UNDURRAGA’S FIRST WORDS
At a press point on the steps of the former National Congress, Undurraga spoke to the media. The body’s president explained that the panel seeks a spirit of unity.
“Of unity in diversity. We know that our society is very diverse in which different ways of understanding what is best for Chile coexist,” said Undurraga.
She acknowledged that within the commission, there are “many points in common, but we are going to have differences. That’s good; that’s how democracy is built,” she added.
Undurraga explained that experts from all sectors have reviewed the Constituent Convention proposal that was rejected in the September 4 plebiscite.
“Both people from the right, from the center, from the left, always say ‘in such aspect, in such subject the Constitutional Convention was right, in this other it was wrong’. This is the same with the proposal submitted by President Michelle Bachelet,” she said.

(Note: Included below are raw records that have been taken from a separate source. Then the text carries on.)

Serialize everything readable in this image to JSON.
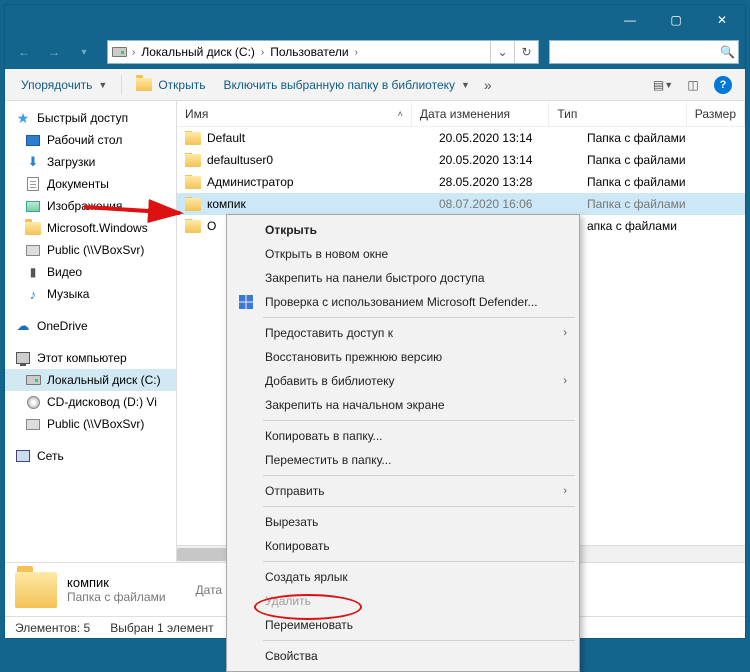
{
  "titlebar": {
    "min": "—",
    "max": "▢",
    "close": "✕"
  },
  "breadcrumbs": [
    "Локальный диск (C:)",
    "Пользователи"
  ],
  "search_placeholder": "",
  "toolbar": {
    "organize": "Упорядочить",
    "open": "Открыть",
    "include": "Включить выбранную папку в библиотеку",
    "overflow": "»"
  },
  "columns": {
    "name": "Имя",
    "date": "Дата изменения",
    "type": "Тип",
    "size": "Размер"
  },
  "rows": [
    {
      "name": "Default",
      "date": "20.05.2020 13:14",
      "type": "Папка с файлами"
    },
    {
      "name": "defaultuser0",
      "date": "20.05.2020 13:14",
      "type": "Папка с файлами"
    },
    {
      "name": "Администратор",
      "date": "28.05.2020 13:28",
      "type": "Папка с файлами"
    },
    {
      "name": "компик",
      "date": "08.07.2020 16:06",
      "type": "Папка с файлами",
      "selected": true
    },
    {
      "name": "О",
      "date": "",
      "type": "апка с файлами"
    }
  ],
  "sidebar": {
    "quick": {
      "label": "Быстрый доступ",
      "items": [
        "Рабочий стол",
        "Загрузки",
        "Документы",
        "Изображения",
        "Microsoft.Windows",
        "Public (\\\\VBoxSvr)",
        "Видео",
        "Музыка"
      ]
    },
    "onedrive": {
      "label": "OneDrive"
    },
    "thispc": {
      "label": "Этот компьютер",
      "items": [
        "Локальный диск (C:)",
        "CD-дисковод (D:) Vi",
        "Public (\\\\VBoxSvr)"
      ]
    },
    "network": {
      "label": "Сеть"
    }
  },
  "context": {
    "open": "Открыть",
    "open_new": "Открыть в новом окне",
    "pin_qa": "Закрепить на панели быстрого доступа",
    "defender": "Проверка с использованием Microsoft Defender...",
    "share": "Предоставить доступ к",
    "restore": "Восстановить прежнюю версию",
    "add_lib": "Добавить в библиотеку",
    "pin_start": "Закрепить на начальном экране",
    "copy_to": "Копировать в папку...",
    "move_to": "Переместить в папку...",
    "send_to": "Отправить",
    "cut": "Вырезать",
    "copy": "Копировать",
    "shortcut": "Создать ярлык",
    "delete": "Удалить",
    "rename": "Переименовать",
    "props": "Свойства"
  },
  "details": {
    "name": "компик",
    "type": "Папка с файлами",
    "date_label": "Дата"
  },
  "status": {
    "count": "Элементов: 5",
    "sel": "Выбран 1 элемент"
  }
}
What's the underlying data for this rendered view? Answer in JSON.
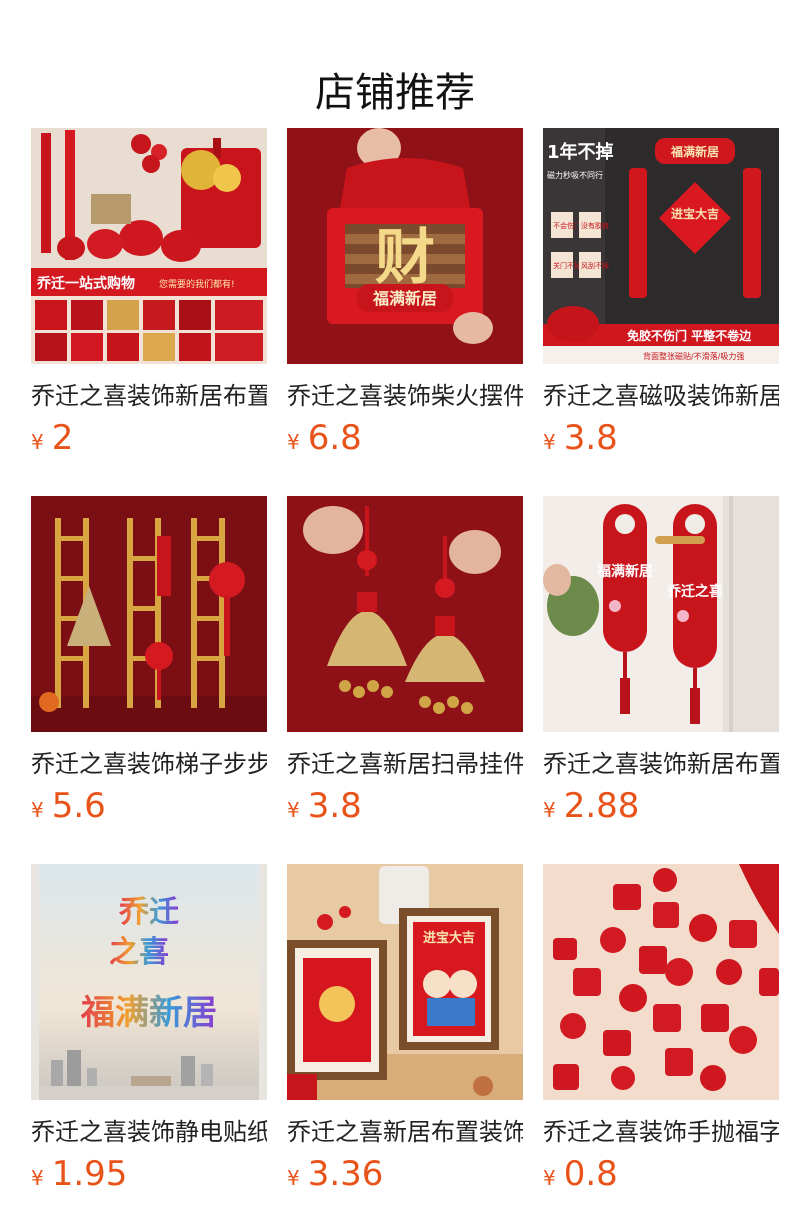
{
  "page": {
    "title": "店铺推荐"
  },
  "colors": {
    "price": "#e8531a",
    "title": "#222222",
    "heading": "#111111"
  },
  "products": [
    {
      "title": "乔迁之喜装饰新居布置",
      "currency": "¥",
      "price": "2",
      "image_text": [
        "乔迁一站式购物",
        "您需要的我们都有!"
      ]
    },
    {
      "title": "乔迁之喜装饰柴火摆件",
      "currency": "¥",
      "price": "6.8",
      "image_text": [
        "财",
        "福满新居"
      ]
    },
    {
      "title": "乔迁之喜磁吸装饰新居",
      "currency": "¥",
      "price": "3.8",
      "image_text": [
        "1年不掉",
        "磁力秒吸不同行",
        "福满新居",
        "进宝大吉",
        "不会伤门",
        "没有胶痕",
        "关门不掉",
        "风刮不掉",
        "免胶不伤门 平整不卷边",
        "背面整张磁贴/不滑落/吸力强"
      ]
    },
    {
      "title": "乔迁之喜装饰梯子步步高",
      "currency": "¥",
      "price": "5.6",
      "image_text": []
    },
    {
      "title": "乔迁之喜新居扫帚挂件",
      "currency": "¥",
      "price": "3.8",
      "image_text": []
    },
    {
      "title": "乔迁之喜装饰新居布置",
      "currency": "¥",
      "price": "2.88",
      "image_text": [
        "福满新居",
        "乔迁之喜"
      ]
    },
    {
      "title": "乔迁之喜装饰静电贴纸",
      "currency": "¥",
      "price": "1.95",
      "image_text": [
        "乔迁",
        "之喜",
        "福满新居"
      ]
    },
    {
      "title": "乔迁之喜新居布置装饰画",
      "currency": "¥",
      "price": "3.36",
      "image_text": [
        "进宝大吉"
      ]
    },
    {
      "title": "乔迁之喜装饰手抛福字",
      "currency": "¥",
      "price": "0.8",
      "image_text": []
    }
  ]
}
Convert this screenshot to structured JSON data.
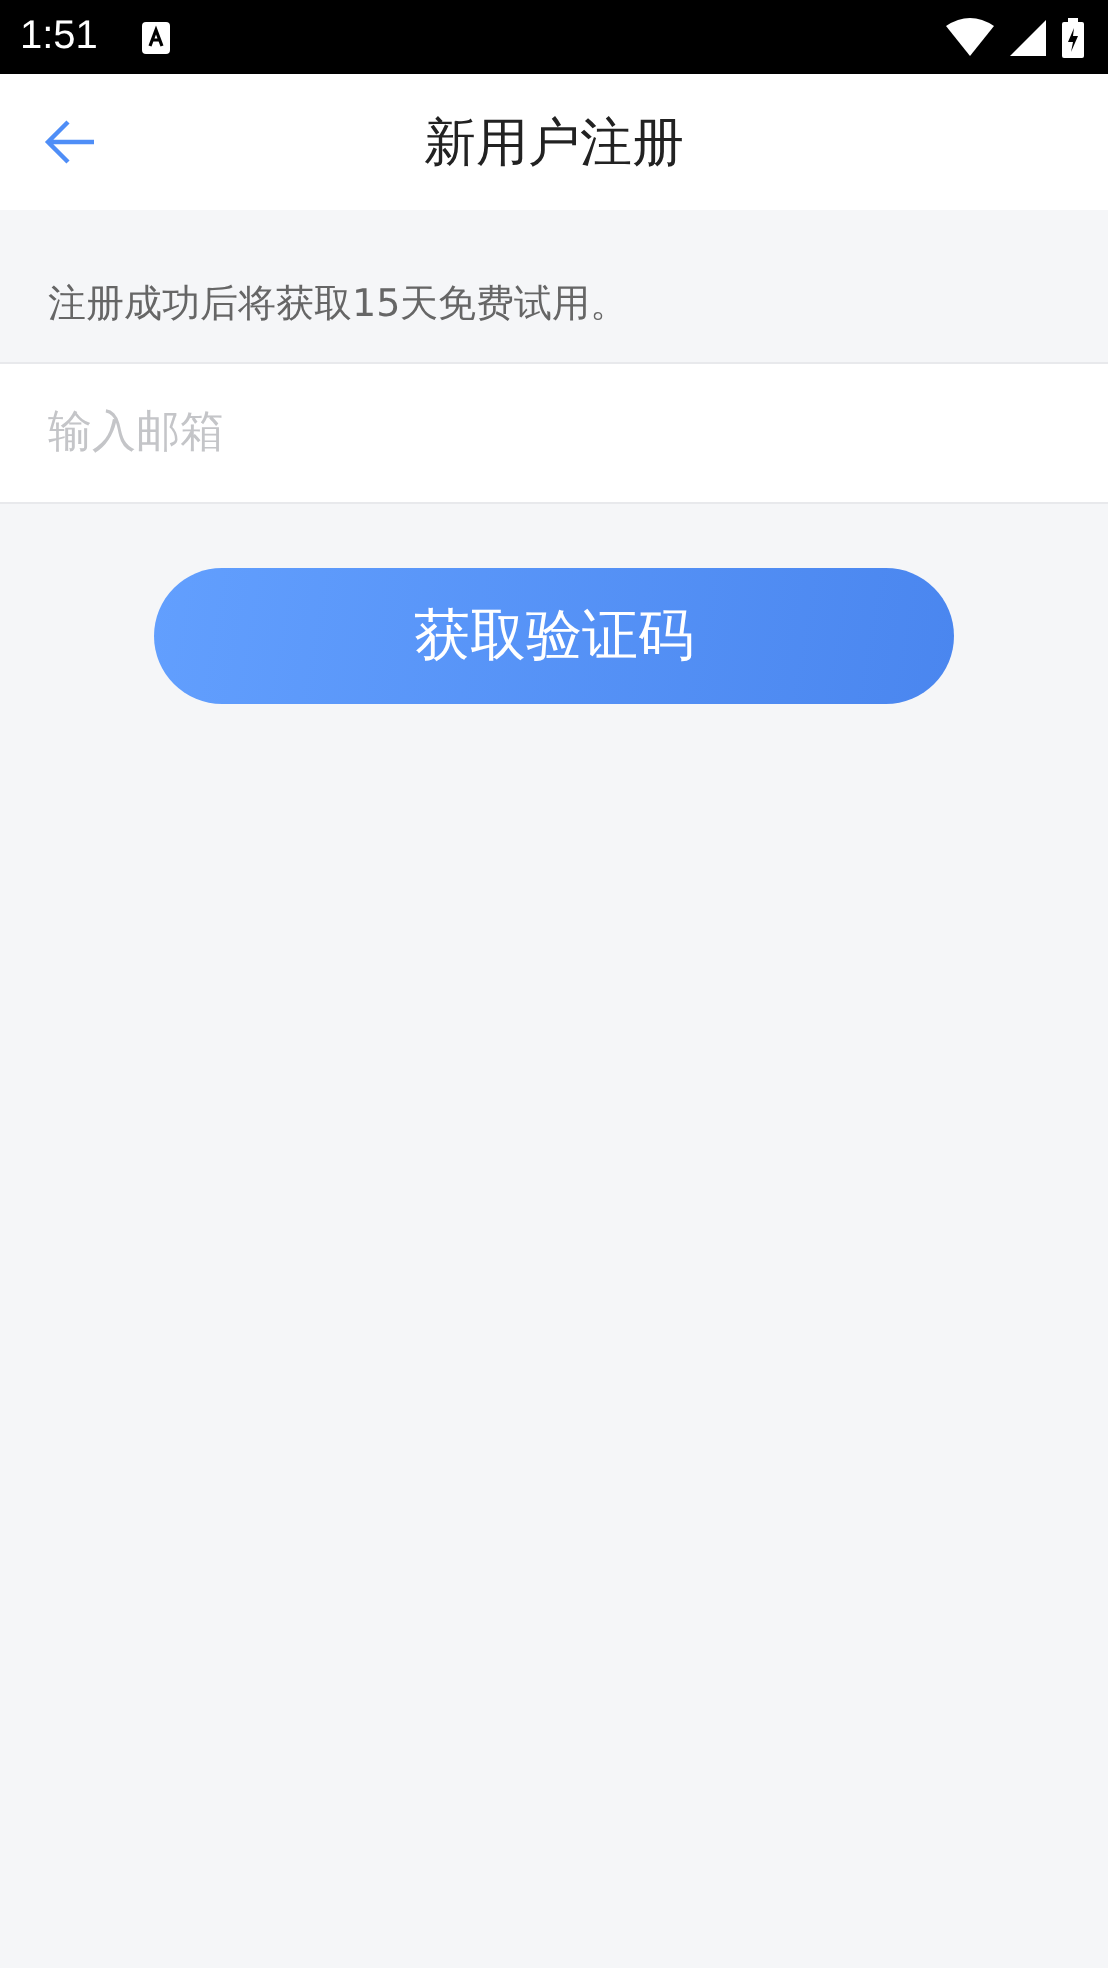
{
  "status_bar": {
    "time": "1:51"
  },
  "header": {
    "title": "新用户注册"
  },
  "notice": "注册成功后将获取15天免费试用。",
  "email_field": {
    "placeholder": "输入邮箱"
  },
  "submit_button": {
    "label": "获取验证码"
  }
}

THE CHALLENGES OF THE PANEL OF EXPERTS
Alexis Cortés explained to Sputnik that one of the main challenges the panel will face is to prevent the debate from being “very cryptic, very technical, that it does not translate into a regulation that the population perceives can be useful to improve their material living conditions”.
“So far the only big controversy there has been is the compatibility between the democratic rule of law and the social state. And I hope it is not a knot because it seems to me that the constitutional bases precisely raise it”, he added.
The constitutional bases are a 12-point agreement reached by the political parties last October 11, 2022, which will delimit the wording of the new constitutional proposal.
“It is important to be very clear that the main role will not be in the expert commission but in those with a popular mandate to draft the new constitution based on the preliminary draft we present. And our role is simply to facilitate this discussion, to facilitate the deliberation of those who will be elected for this task”, he concluded.
THE ROLE OF THE PANEL OF EXPERTS AND THE TECHNICAL COMMITTEE ON ADMISSIBILITY
Unlike the previous constituent process, which emanated from the National Congress to provide an institutional solution to the serious social crisis that the country was experiencing after the massive mobilizations of October 2019, this time, it will not start with a blank sheet of paper.
The political parties agreed on a series of constitutional bases for this new process.
One of them is to consider Chile as a democratic republic whose sovereignty resides in the “unitary and decentralized” State.
In addition, the country is recognized as a “social and democratic state of rights” with a division of powers: executive, judicial, and legislative.
The constitutional bases eliminate the concept of plurinationality from the debate by stating that it “recognizes the indigenous peoples that inhabit its territory as part of the Chilean nation, which is one and indivisible”.
In order to comply with the constitutional bases agreed upon by the political parties, the Parliament created the Technical Committee of Admissibility, composed of 12 members.
It will have the function of reviewing that the approved norms do not contradict the 12 constitutional bases contemplated in the Agreement for Chile, the pact that started this second constituent process.
The Panel of Experts will have three months to draft a proposed constitutional draft. On March 8, the different sub-commissions will begin to work to elaborate the proposal:
- Subcommission on Political System, Constitutional Reform and Form of State.
- Subcommission on Jurisdictional Function and Autonomous Bodies.
- Subcommission on Principles, Civil and Political Rights.
- Subcommission on Economic, Social, Cultural and Environmental Rights.
The Panel of Experts will submit the preliminary draft to the Constitutional Council, a body elected by the citizens, but without the presence of independents.
The election will occur on May 7, and 50 constitutional councilors will be elected.
One month later, the new body will be installed and will have until November 7 to draft a new document that will be plebiscited on December 17.